Where this is particularly problematic is moving the avatar's POV, and therefor the "camera view", which simply uses the exact values for translations and rotations as whatever object acts as avatar, only multiplied by -1.

That last part is perfectly effective and results in the camera view being perfectly in-sync with the avatar object's location and rotational movement.

However the above calculations are directly connected to yaw and pitch (z,y,x axes) relative to the world-- net effect being, if your avatar flies like an airplane then the controls for pitch and yaw are only relative to the world's flat x\y plane (i.e. "the ground", not to the avatar's x\y plane (it's body).

This means if you bank left or right, pulling up has a completely different effect than it should be-- rotating the angle of the world along straight up and down z-axis and flat x-axis rather than along the relative z-axis and x-axis to the y-axis of the object.

So if you are rolled to 90 degrees, pulling up makes the world effectively angle sideways, and positioning for next frame calculated according. So there is no roll to the physics-- it is only a visual effect.

Question:

How do I adjust the above calculations for the object's local y-axis roll angle?

Please, no workarounds-- I'm looking for the actual calculations.

It appears to me that the effective yaw and pitch need to be mathematically "rotated" before being fed to the above equations.

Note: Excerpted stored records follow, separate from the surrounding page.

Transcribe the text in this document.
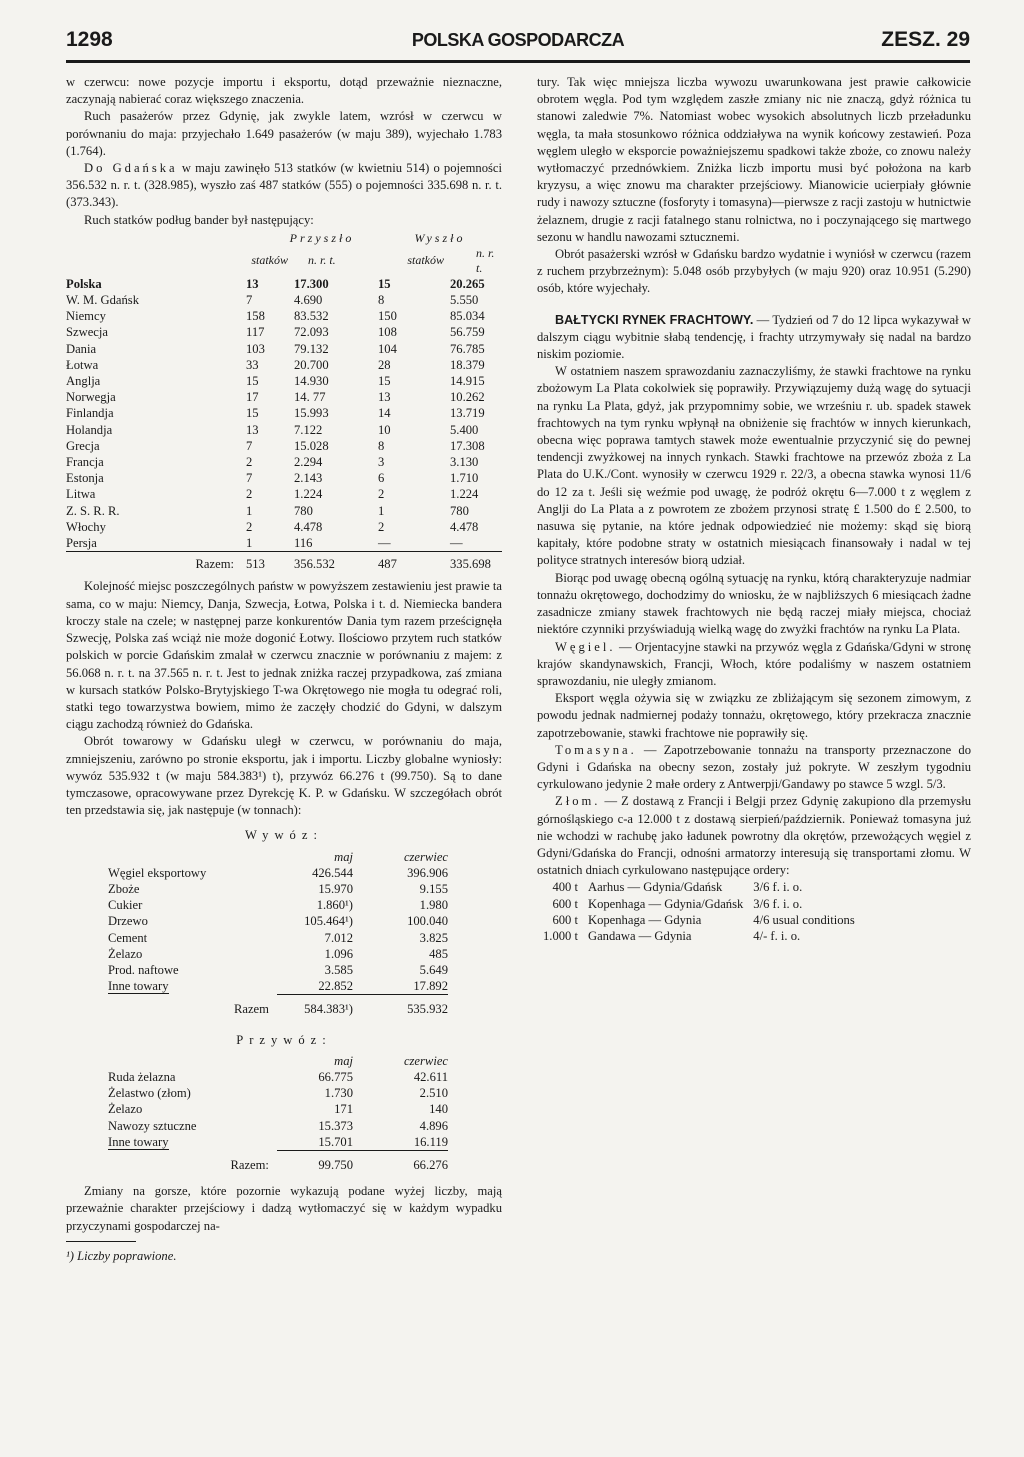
1298	POLSKA GOSPODARCZA	ZESZ. 29

w czerwcu: nowe pozycje importu i eksportu, dotąd przeważnie nieznaczne, zaczynają nabierać coraz większego znaczenia.

Ruch pasażerów przez Gdynię, jak zwykle latem, wzrósł w czerwcu w porównaniu do maja: przyjechało 1.649 pasażerów (w maju 389), wyjechało 1.783 (1.764).

Do Gdańska w maju zawinęło 513 statków (w kwietniu 514) o pojemności 356.532 n. r. t. (328.985), wyszło zaś 487 statków (555) o pojemności 335.698 n. r. t. (373.343).

Ruch statków podług bander był następujący:

	Przyszło		Wyszło	
	statków	n. r. t.	statków	n. r. t.
Polska	13	17.300	15	20.265
W. M. Gdańsk	7	4.690	8	5.550
Niemcy	158	83.532	150	85.034
Szwecja	117	72.093	108	56.759
Dania	103	79.132	104	76.785
Łotwa	33	20.700	28	18.379
Anglja	15	14.930	15	14.915
Norwegja	17	14. 77	13	10.262
Finlandja	15	15.993	14	13.719
Holandja	13	7.122	10	5.400
Grecja	7	15.028	8	17.308
Francja	2	2.294	3	3.130
Estonja	7	2.143	6	1.710
Litwa	2	1.224	2	1.224
Z. S. R. R.	1	780	1	780
Włochy	2	4.478	2	4.478
Persja	1	116	—	—
Razem:	513	356.532	487	335.698

Kolejność miejsc poszczególnych państw w powyższem zestawieniu jest prawie ta sama, co w maju: Niemcy, Danja, Szwecja, Łotwa, Polska i t. d. Niemiecka bandera kroczy stale na czele; w następnej parze konkurentów Dania tym razem prześcignęła Szwecję, Polska zaś wciąż nie może dogonić Łotwy. Ilościowo przytem ruch statków polskich w porcie Gdańskim zmalał w czerwcu znacznie w porównaniu z majem: z 56.068 n. r. t. na 37.565 n. r. t. Jest to jednak zniżka raczej przypadkowa, zaś zmiana w kursach statków Polsko-Brytyjskiego T-wa Okrętowego nie mogła tu odegrać roli, statki tego towarzystwa bowiem, mimo że zaczęły chodzić do Gdyni, w dalszym ciągu zachodzą również do Gdańska.

Obrót towarowy w Gdańsku uległ w czerwcu, w porównaniu do maja, zmniejszeniu, zarówno po stronie eksportu, jak i importu. Liczby globalne wyniosły: wywóz 535.932 t (w maju 584.383¹) t), przywóz 66.276 t (99.750). Są to dane tymczasowe, opracowywane przez Dyrekcję K. P. w Gdańsku. W szczegółach obrót ten przedstawia się, jak następuje (w tonnach):

Wywóz:
	maj	czerwiec
Węgiel eksportowy	426.544	396.906
Zboże	15.970	9.155
Cukier	1.860¹)	1.980
Drzewo	105.464¹)	100.040
Cement	7.012	3.825
Żelazo	1.096	485
Prod. naftowe	3.585	5.649
Inne towary	22.852	17.892
Razem	584.383¹)	535.932
Przywóz:
	maj	czerwiec
Ruda żelazna	66.775	42.611
Żelastwo (złom)	1.730	2.510
Żelazo	171	140
Nawozy sztuczne	15.373	4.896
Inne towary	15.701	16.119
Razem:	99.750	66.276

Zmiany na gorsze, które pozornie wykazują podane wyżej liczby, mają przeważnie charakter przejściowy i dadzą wytłomaczyć się w każdym wypadku przyczynami gospodarczej na-

¹) Liczby poprawione.

tury. Tak więc mniejsza liczba wywozu uwarunkowana jest prawie całkowicie obrotem węgla. Pod tym względem zaszłe zmiany nic nie znaczą, gdyż różnica tu stanowi zaledwie 7%. Natomiast wobec wysokich absolutnych liczb przeładunku węgla, ta mała stosunkowo różnica oddziaływa na wynik końcowy zestawień. Poza węglem uległo w eksporcie poważniejszemu spadkowi także zboże, co znowu należy wytłomaczyć przednówkiem. Zniżka liczb importu musi być położona na karb kryzysu, a więc znowu ma charakter przejściowy. Mianowicie ucierpiały głównie rudy i nawozy sztuczne (fosforyty i tomasyna)—pierwsze z racji zastoju w hutnictwie żelaznem, drugie z racji fatalnego stanu rolnictwa, no i poczynającego się martwego sezonu w handlu nawozami sztucznemi.

Obrót pasażerski wzrósł w Gdańsku bardzo wydatnie i wyniósł w czerwcu (razem z ruchem przybrzeżnym): 5.048 osób przybyłych (w maju 920) oraz 10.951 (5.290) osób, które wyjechały.

BAŁTYCKI RYNEK FRACHTOWY. — Tydzień od 7 do 12 lipca wykazywał w dalszym ciągu wybitnie słabą tendencję, i frachty utrzymywały się nadal na bardzo niskim poziomie.

W ostatniem naszem sprawozdaniu zaznaczyliśmy, że stawki frachtowe na rynku zbożowym La Plata cokolwiek się poprawiły. Przywiązujemy dużą wagę do sytuacji na rynku La Plata, gdyż, jak przypomnimy sobie, we wrześniu r. ub. spadek stawek frachtowych na tym rynku wpłynął na obniżenie się frachtów w innych kierunkach, obecna więc poprawa tamtych stawek może ewentualnie przyczynić się do pewnej tendencji zwyżkowej na innych rynkach. Stawki frachtowe na przewóz zboża z La Plata do U.K./Cont. wynosiły w czerwcu 1929 r. 22/3, a obecna stawka wynosi 11/6 do 12 za t. Jeśli się weźmie pod uwagę, że podróż okrętu 6—7.000 t z węglem z Anglji do La Plata a z powrotem ze zbożem przynosi stratę £ 1.500 do £ 2.500, to nasuwa się pytanie, na które jednak odpowiedzieć nie możemy: skąd się biorą kapitały, które podobne straty w ostatnich miesiącach finansowały i nadal w tej polityce stratnych interesów biorą udział.

Biorąc pod uwagę obecną ogólną sytuację na rynku, którą charakteryzuje nadmiar tonnażu okrętowego, dochodzimy do wniosku, że w najbliższych 6 miesiącach żadne zasadnicze zmiany stawek frachtowych nie będą raczej miały miejsca, chociaż niektóre czynniki przyświadują wielką wagę do zwyżki frachtów na rynku La Plata.

Węgiel. — Orjentacyjne stawki na przywóz węgla z Gdańska/Gdyni w stronę krajów skandynawskich, Francji, Włoch, które podaliśmy w naszem ostatniem sprawozdaniu, nie uległy zmianom.

Eksport węgla ożywia się w związku ze zbliżającym się sezonem zimowym, z powodu jednak nadmiernej podaży tonnażu, okrętowego, który przekracza znacznie zapotrzebowanie, stawki frachtowe nie poprawiły się.

Tomasyna. — Zapotrzebowanie tonnażu na transporty przeznaczone do Gdyni i Gdańska na obecny sezon, zostały już pokryte. W zeszłym tygodniu cyrkulowano jedynie 2 małe ordery z Antwerpji/Gandawy po stawce 5 wzgl. 5/3.

Złom. — Z dostawą z Francji i Belgji przez Gdynię zakupiono dla przemysłu górnośląskiego c-a 12.000 t z dostawą sierpień/październik. Ponieważ tomasyna już nie wchodzi w rachubę jako ładunek powrotny dla okrętów, przewożących węgiel z Gdyni/Gdańska do Francji, odnośni armatorzy interesują się transportami złomu. W ostatnich dniach cyrkulowano następujące ordery:

400 t	Aarhus — Gdynia/Gdańsk	3/6 f. i. o.
600 t	Kopenhaga — Gdynia/Gdańsk	3/6 f. i. o.
600 t	Kopenhaga — Gdynia	4/6 usual conditions
1.000 t	Gandawa — Gdynia	4/- f. i. o.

Input is basically a pointer (mouse or whatever) with typical cartesian horizontal and vertical coordinates, (0,0) at center. Up and left being negative quadrant.

Ideally, would like to use horizontal pointer movement to control roll and relative local pitch, keyboard input for relative yaw. Think flight-simulator.

There are ways I could manipulate to give the appearance, but this would diverge from using coordinates solidly grounded to the... well, ground. lol

The coordinates for all objects need to be relative the world or collision-detection will be a mess, among other things.

If you have an answer, please translate-- please keep it in English and JavaScript. I am not a mathematician.

If you explain well in English, I can translate to code.